緊急
膜型人工肺の入り口圧上昇について
最近、膜型人工肺の入り口圧が上昇する事例の報告が数件ありましたので、7月の理事会で協議しました。製造企業には実態の説明を求め、これまでに判明した内容と実験による発生要因や文献的考察を加えて説明がありました。なお、理事や日本体外循環技術医学会JaSECTが把握しているだけでも、その発生頻度は看過できるものではなく、また、限定した機種に限ったことではないことがわかりました。JaSECTが体外循環の安全管理のため、膜型人工肺の入り口圧モニターを必須の対策と提言したこともあり、報告頻度が上昇した可能性もあると考えられます。

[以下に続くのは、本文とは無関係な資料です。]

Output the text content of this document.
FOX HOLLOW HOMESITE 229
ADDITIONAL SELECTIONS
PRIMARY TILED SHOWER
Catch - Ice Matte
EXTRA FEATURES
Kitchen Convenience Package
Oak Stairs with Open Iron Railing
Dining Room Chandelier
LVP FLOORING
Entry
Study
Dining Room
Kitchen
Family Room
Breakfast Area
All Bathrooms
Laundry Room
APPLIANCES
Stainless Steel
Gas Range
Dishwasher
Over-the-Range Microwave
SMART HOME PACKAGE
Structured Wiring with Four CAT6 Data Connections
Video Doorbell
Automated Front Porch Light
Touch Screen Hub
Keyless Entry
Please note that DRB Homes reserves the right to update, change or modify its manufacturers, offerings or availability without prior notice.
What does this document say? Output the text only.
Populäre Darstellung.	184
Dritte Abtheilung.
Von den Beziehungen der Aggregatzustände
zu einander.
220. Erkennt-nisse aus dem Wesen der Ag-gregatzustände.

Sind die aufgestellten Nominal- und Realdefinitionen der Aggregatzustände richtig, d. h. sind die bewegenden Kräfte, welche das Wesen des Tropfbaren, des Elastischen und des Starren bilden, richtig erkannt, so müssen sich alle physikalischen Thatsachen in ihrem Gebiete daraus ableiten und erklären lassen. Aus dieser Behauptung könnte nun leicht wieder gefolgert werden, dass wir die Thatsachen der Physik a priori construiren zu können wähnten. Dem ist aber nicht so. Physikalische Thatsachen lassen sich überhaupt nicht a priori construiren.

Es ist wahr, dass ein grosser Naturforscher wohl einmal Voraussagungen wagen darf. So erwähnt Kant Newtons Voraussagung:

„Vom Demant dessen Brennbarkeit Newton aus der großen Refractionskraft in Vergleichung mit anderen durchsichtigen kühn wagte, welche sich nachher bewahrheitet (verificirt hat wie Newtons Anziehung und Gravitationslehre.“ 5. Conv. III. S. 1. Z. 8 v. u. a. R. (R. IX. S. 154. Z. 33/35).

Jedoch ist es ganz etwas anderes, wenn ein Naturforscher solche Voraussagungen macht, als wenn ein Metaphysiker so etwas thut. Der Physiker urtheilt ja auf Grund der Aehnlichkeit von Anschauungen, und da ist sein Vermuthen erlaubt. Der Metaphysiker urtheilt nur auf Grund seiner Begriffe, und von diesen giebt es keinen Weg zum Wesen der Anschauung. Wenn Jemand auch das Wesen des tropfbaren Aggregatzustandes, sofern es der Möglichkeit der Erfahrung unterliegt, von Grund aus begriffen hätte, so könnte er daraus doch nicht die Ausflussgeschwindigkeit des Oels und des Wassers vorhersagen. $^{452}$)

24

また、報告がされていない可能性もありますので実態を把握するため、日本心臓血管外科学会はJaSECTと共同で調査を行うことしました。改めて、依頼を申し上げますので、その節はご協力をお願いします。膜型人工肺の入り口圧をモニターしていない施設が一部あるとのことなので、会員の皆様にはあらためてモニター設置の確認をお願いいたします。 なお、JaSECTからは安全情報として、2010年からすでに3報が発信されていますので、日本心臓血管外科学会の会員にも周知することにしました。ご一読いただき,安全対策に努めていただくようにお願いいたします。